CRAFTY -40-

16.9K 1.2K 712
                                    





Yeni bölüm geldi!! Bölümü bir türlü tamamlayamamıştım. Şu an feci rahatladım. Ayıca, bildiğiniz üzere bugün karne günüydü! Eğer aranızda üstün zekalı 'veletler' varsa ortalamalarını aşağı yazabilirler. *ksgdksjgfks*

Keyifli okumalar!






ÖNCEKİ BÖLÜMDE;

"Belgelerim var, hem de dudak uçuklatıcı cinsten. Ve bunu sana bu gece göstereceğim. Ama öncelikle..." Ben arabayı doğum gününün yapıldığı bahçeli evin önüne park etmek için çabalarken devam etti. "Dün gece neler olduğuna dair hiçbir fikrin yok, değil mi Young?"

İnkar etmek, yalan söylemek için bir hamlede bulunmak istedim. Ancak saçma bir iyilik dürtüsü beni engelledi. Yalan söylememin ne anlamı vardı ki? Karşımdaki Jungkook'tu. Benden hoşlandığını bilmem ve gözlerini irileştirdiği her an kalp atışlarımın bir hayli hızlanmasına rağmen yanında en rahat olduğum yegane kişiydi.

Başımı şüpheyle iki yana salladığımda sırıttı.

"O halde Pa Do Young... Elime düştün demektir."







Hayal ettiğimden de büyük villanın önünde dikilirken kulaklarımı iyice kabartmıştım. Bunun nedeni içeriden tek bir çocuk sesinin dahi gelmemesiydi. Kabul, daha önce pek doğum günü partilerine gitmişliğim yoktu. Ama onlarca çocuğun çığlık çığlığa evde dolanıp oyun oynayacağını bekar bir ayyaş bile tahmin edebilirdi.

Fakat elbette maknae her zamanki gibi aklı bir havada olduğundan bu garip sessizlik dikkatini çekmemişti.

"O zile ne zaman basmayı düşünüyorsun?" diye iri gözlerini üzerime dikerek ters ters sordu. "Ben hayranlarımla bir an önce buluşmak istiyorum."

"5 yaşındaki hayranların." Altyazımı hızla geçip ekledim. "Ama tabii şu an önemli olan bu değil. Şu an önemli olan bu villanın giriş yapacağımız kadar güvenli görünmediği. Ve ben senin menajerin olduğumdan Jeon Jungkook, başına gelebilecek her şeyden de sorumluyum."

Maknae ustaca gözlerini devirdi.

"Boş yere kuruntu yaptığının farkındasın, değil mi?
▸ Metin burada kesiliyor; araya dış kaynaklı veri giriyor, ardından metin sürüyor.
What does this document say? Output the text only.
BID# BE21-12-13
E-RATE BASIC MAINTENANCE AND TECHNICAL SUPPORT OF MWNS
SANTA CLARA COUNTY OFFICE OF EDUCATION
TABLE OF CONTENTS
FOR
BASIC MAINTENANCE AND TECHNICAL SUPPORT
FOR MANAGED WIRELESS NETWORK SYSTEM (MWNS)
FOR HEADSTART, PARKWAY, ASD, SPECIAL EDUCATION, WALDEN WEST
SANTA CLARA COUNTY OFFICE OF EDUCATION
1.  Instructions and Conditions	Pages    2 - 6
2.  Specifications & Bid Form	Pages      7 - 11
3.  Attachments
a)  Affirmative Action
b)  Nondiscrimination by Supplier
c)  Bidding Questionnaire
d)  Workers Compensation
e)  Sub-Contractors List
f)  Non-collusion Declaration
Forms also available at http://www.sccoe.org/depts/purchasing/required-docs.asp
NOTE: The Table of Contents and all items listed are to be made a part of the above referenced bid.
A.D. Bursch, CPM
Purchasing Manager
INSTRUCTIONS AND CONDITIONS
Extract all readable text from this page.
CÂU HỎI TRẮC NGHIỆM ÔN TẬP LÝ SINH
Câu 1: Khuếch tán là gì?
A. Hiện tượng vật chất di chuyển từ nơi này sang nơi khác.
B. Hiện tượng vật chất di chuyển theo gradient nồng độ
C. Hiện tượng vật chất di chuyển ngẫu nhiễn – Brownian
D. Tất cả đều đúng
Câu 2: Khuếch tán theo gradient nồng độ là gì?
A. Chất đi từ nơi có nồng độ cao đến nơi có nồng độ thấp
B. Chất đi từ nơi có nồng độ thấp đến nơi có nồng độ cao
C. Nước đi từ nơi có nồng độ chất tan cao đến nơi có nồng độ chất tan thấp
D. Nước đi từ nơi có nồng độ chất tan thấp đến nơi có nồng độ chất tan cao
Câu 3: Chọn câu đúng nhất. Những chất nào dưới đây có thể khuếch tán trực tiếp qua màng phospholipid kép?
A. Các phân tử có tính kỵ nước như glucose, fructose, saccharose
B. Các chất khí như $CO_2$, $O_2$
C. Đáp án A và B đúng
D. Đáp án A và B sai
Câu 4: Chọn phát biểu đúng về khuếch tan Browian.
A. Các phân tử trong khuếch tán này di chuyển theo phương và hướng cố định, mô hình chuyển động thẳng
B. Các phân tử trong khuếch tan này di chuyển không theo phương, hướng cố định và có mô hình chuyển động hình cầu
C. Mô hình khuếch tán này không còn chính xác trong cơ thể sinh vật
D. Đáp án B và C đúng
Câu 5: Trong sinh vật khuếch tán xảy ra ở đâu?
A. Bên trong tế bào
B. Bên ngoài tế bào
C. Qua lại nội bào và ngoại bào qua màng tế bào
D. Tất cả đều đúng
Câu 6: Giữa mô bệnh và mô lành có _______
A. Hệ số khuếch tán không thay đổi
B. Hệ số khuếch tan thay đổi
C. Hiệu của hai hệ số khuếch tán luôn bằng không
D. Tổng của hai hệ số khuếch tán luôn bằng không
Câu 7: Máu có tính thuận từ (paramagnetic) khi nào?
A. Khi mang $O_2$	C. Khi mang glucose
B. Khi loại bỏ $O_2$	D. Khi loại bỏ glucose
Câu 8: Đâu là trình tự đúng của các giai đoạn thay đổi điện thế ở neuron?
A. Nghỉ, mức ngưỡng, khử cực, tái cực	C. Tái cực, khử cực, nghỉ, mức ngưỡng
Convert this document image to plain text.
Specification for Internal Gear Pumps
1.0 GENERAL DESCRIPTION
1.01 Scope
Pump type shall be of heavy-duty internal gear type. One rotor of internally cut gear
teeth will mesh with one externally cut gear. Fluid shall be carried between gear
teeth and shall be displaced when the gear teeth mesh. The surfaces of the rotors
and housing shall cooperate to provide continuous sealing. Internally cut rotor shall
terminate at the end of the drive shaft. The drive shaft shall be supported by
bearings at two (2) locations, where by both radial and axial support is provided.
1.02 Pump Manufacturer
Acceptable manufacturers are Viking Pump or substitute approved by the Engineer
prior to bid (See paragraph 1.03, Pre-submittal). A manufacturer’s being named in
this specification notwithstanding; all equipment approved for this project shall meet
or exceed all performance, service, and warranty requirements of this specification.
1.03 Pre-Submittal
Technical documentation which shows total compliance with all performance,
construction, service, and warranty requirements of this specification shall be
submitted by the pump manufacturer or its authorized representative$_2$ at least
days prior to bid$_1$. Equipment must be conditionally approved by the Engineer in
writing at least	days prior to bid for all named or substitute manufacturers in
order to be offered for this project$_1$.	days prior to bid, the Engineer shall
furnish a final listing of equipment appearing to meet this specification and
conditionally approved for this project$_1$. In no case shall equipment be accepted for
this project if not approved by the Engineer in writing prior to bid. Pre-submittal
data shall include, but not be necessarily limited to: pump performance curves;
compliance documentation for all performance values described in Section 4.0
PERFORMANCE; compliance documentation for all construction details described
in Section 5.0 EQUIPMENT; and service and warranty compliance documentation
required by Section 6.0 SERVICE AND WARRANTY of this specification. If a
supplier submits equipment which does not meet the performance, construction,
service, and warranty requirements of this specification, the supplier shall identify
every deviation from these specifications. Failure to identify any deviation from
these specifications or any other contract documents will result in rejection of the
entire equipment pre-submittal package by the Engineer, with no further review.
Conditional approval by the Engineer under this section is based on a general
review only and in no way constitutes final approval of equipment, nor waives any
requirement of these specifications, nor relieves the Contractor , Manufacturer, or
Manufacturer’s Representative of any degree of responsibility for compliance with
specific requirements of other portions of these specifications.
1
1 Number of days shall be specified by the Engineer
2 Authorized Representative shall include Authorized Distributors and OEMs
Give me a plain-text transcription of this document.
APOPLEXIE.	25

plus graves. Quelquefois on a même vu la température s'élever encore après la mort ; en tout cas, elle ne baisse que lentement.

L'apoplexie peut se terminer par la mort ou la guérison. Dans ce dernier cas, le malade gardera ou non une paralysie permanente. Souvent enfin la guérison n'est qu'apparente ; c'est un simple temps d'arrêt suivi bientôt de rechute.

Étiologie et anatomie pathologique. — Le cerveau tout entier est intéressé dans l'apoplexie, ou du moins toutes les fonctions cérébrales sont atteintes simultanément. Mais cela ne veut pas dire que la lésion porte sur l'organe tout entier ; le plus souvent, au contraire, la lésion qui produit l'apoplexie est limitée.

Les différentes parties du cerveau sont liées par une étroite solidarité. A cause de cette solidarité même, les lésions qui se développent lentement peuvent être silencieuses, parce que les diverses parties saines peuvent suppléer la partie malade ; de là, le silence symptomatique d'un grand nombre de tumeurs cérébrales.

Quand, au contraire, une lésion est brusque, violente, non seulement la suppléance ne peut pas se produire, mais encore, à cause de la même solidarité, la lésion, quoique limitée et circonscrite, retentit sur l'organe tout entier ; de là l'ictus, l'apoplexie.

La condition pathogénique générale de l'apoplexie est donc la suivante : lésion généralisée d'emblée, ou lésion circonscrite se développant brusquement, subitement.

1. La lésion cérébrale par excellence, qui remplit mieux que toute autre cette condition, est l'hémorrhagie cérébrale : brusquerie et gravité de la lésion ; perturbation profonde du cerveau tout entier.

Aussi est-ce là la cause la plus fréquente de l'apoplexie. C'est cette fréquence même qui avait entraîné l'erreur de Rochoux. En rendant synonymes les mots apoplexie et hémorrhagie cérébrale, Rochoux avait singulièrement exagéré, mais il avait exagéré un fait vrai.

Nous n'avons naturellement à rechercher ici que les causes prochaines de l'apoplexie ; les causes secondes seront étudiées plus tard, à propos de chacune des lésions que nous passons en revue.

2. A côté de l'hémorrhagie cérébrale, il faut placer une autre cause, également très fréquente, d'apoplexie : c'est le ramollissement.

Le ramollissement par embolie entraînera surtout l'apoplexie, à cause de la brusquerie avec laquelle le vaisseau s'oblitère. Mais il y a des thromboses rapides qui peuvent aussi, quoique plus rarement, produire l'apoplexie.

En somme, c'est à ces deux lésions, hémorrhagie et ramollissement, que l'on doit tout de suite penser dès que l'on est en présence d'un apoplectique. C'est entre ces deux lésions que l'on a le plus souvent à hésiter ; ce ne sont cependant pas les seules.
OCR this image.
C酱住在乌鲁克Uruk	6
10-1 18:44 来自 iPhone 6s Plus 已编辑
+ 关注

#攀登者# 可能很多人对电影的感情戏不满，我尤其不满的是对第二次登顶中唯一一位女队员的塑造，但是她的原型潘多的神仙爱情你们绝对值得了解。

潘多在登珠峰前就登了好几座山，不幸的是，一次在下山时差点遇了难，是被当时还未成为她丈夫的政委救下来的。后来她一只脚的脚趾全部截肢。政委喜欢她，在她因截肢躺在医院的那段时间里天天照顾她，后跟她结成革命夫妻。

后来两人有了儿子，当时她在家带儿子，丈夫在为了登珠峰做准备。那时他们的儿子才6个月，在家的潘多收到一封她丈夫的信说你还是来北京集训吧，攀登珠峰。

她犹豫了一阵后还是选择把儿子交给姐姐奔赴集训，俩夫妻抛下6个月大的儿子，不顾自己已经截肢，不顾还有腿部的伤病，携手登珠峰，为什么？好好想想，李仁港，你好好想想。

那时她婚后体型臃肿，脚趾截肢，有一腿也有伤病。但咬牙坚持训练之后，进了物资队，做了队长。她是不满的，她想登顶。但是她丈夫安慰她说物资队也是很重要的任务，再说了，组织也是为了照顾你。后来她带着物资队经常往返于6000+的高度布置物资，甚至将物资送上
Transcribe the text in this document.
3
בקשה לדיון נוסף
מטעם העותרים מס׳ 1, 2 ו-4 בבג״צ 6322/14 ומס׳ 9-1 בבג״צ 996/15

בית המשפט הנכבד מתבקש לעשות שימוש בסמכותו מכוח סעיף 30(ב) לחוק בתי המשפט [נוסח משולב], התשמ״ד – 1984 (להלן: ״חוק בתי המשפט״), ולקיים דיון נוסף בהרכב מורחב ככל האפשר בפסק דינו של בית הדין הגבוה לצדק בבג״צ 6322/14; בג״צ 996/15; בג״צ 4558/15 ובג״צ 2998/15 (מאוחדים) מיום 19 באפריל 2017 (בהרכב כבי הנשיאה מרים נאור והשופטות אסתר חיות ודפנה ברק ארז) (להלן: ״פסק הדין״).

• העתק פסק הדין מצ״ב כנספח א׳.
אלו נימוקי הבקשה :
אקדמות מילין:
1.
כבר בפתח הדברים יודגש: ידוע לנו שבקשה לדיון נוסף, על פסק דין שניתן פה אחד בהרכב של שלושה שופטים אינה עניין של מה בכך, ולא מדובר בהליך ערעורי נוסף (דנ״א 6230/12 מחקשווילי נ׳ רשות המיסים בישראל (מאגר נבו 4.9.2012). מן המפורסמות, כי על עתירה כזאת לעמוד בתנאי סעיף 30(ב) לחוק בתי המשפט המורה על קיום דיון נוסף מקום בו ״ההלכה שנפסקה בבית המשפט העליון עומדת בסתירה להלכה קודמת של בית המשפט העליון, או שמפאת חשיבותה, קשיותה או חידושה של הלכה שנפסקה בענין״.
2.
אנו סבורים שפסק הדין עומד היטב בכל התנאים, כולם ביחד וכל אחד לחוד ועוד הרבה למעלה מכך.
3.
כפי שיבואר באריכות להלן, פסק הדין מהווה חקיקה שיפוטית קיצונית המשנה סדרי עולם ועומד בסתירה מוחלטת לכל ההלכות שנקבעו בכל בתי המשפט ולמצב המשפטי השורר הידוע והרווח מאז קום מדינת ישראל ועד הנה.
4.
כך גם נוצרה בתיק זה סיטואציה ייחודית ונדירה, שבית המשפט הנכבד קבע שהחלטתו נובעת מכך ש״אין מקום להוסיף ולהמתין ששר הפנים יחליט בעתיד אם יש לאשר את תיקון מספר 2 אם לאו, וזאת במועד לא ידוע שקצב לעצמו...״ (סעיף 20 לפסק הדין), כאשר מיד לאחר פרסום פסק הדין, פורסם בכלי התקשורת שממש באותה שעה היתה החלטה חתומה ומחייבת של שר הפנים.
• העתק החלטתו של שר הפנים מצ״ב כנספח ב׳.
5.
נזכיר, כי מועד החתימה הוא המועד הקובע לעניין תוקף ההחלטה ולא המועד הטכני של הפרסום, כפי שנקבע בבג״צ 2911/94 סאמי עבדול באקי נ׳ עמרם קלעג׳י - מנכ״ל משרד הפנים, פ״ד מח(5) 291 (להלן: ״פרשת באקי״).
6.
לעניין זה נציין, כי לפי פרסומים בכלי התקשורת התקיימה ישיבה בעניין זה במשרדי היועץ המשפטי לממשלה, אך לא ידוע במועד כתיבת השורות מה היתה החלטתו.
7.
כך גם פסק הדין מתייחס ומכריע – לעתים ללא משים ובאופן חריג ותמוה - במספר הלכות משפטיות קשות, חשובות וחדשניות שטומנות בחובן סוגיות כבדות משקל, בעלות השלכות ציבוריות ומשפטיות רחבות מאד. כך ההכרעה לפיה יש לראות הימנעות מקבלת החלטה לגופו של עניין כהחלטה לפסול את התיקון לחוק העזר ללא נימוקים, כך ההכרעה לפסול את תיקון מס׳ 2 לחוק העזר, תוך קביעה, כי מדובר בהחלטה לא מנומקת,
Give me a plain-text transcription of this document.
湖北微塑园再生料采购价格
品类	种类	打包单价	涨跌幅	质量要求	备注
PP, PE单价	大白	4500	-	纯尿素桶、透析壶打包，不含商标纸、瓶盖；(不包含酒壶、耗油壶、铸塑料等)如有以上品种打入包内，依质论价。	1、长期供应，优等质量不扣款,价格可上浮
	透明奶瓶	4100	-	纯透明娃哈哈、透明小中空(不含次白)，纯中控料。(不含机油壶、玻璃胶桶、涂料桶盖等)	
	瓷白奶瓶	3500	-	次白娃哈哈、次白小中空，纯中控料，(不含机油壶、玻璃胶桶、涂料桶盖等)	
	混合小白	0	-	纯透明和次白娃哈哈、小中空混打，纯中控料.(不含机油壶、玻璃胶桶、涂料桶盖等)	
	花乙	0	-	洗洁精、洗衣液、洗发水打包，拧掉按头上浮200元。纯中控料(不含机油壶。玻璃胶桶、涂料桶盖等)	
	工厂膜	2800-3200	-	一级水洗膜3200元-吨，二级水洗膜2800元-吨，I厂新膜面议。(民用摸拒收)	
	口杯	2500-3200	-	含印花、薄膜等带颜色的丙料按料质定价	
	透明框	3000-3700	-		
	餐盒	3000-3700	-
Burası sadece lüks bir villa. Sorun yok, Young. Sadece birkaç saat çocuklarla takılıp çıkacağız. Bu kadar büyültme."

Ah, demesi kolaydı. Oğlan, kız fark etmez tüm bebeklerin ona bayılacağını biliyordum. Ancak benim için aynısı geçerli değildi.

Somurtarak mırıldandım. "Çocuklar benden nefret eder."

"Sen de onlardan nefret ettiğin için olmasın?"

Haklı olabilirdi.

"Ama," dedim. "Sülük gibi yapışkanlar ve her an ağlıyorlar. Nasıl onları sevebilirim ki?"

Jungkook destek vermek istercesine tek elini omzuma koyup hafifçe sıktı. "Söz veriyorum, Young. Güzel bir gün geçireceğiz. Hem, yaptığımız antlaşmayı düşün. Eğer az da olsa çocuklarla iyi vakit geçirirsen bir daha ikimiz hakkında ağzımı açmayacağım. Bence gayet adil bir antlaşma?"

Pekala, en azından bunun için kendimi zorlayabilirdim. Çünkü itiraf etmek zor olsa da maknae tarafından yapılan her ima, garip bir şekilde utanmama neden oluyordu. Tanrım, evet! Durumun berbat olduğunun farkındaydım! Sonuçta Jeon Jungkook benden 6 yaş küçük bir ergendi ve ben onun her iltifatında kızarmamak için kendimi zor tutuyor, aptal aptal konuşuyordum. Sanırım buna bir son vermek zorundaydım. Tabii bunun için maknaeyi kendimden soğutma planına da tam gaz devam etmem gerekliydi. Ki çocukları Tae salağı gibi haddinden fazla sevdiğini düşünürsek, önümde kaçırmamam gereken bir fırsat duruyordu. Sivilceler işe yaramamış olabilirdi ancak birkaç velete bağırıp çağırırsam Jungkook kesinlikle benden tiksinirdi.